Wie fühlt es sich an, so ein Langzeitprojekt gehen zu lassen? „Es ist nicht so, dass ich das Projekt beende und in ein Loch falle. Sondern jetzt kann ich etwas damit machen. Das ist ein gutes Gefühl, zu wissen, dass ich jetzt weitermachen kann“, sagt der Hobbyfotograf. Peter möchte zu einem „Galerie und Get-Together“ der „Kunstzentrale Darmstadt“ gehen und direkt mit ein paar Fotos seines Projektes werben. Eine Wanderausstellung, ein Memory, ein Buch – viele Ideen sprudeln nun in seinem Kopf.

Zurück in seinem Treppenhaus angekommen, fühlt sich Peter trotzdem etwas wehmütig, dass das viereinhalb Jahre alte Projekt nun zu Ende geht.
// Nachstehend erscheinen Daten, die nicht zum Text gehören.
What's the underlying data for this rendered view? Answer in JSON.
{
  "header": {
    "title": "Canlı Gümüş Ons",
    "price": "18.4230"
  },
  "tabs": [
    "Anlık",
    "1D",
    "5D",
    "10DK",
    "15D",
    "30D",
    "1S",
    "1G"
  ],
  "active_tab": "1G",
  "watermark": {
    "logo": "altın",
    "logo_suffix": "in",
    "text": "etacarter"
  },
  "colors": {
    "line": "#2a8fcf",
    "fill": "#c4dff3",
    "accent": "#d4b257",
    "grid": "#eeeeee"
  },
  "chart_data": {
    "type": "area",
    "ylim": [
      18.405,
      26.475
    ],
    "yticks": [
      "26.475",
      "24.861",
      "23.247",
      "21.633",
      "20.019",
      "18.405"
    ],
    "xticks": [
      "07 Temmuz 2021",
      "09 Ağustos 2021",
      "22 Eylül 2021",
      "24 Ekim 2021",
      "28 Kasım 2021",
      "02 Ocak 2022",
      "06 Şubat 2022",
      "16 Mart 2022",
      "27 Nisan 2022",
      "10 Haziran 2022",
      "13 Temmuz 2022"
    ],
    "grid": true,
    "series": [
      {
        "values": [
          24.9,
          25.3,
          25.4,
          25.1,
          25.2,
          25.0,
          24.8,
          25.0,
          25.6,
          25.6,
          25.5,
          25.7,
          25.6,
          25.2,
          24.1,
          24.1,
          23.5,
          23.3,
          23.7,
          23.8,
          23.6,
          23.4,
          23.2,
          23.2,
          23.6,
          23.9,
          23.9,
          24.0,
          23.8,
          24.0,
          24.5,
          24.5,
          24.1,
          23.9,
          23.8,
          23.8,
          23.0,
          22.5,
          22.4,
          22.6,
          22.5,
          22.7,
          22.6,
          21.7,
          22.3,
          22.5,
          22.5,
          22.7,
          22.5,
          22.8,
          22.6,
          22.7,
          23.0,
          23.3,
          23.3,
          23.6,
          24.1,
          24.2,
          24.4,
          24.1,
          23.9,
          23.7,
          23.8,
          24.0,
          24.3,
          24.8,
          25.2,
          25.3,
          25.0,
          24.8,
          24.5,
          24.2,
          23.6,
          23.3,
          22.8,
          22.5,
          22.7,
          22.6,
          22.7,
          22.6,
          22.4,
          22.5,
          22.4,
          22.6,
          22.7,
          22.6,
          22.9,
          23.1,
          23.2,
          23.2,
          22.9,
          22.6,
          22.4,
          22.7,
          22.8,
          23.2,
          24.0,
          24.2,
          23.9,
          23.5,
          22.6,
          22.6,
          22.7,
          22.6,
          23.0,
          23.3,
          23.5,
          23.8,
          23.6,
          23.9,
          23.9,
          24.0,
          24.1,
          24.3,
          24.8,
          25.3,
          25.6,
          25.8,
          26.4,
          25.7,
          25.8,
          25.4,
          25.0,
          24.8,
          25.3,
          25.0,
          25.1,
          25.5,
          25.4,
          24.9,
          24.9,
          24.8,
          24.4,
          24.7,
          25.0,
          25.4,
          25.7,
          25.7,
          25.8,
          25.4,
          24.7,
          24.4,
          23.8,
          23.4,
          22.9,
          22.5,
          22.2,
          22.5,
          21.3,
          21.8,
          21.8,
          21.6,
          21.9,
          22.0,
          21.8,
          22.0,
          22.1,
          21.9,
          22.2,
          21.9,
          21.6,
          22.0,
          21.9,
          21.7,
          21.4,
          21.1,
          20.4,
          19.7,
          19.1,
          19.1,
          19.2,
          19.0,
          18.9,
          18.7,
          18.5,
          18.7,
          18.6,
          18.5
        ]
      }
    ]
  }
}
In seiner Gästetoilette hängen statt eines Spiegels viele kleine quadratische Bilder seines „Fotospaziergänge durch Darmstädter Bezirke“-Projekts an der Wand. Darmstadt in kleinen Foto-Quadraten: „Erst in seiner Gesamtheit betrachtet wirken die Darmstadt-Aufnahmen so bunt und vielfältig“, sagt Peter und betrachtet dabei sein Werk.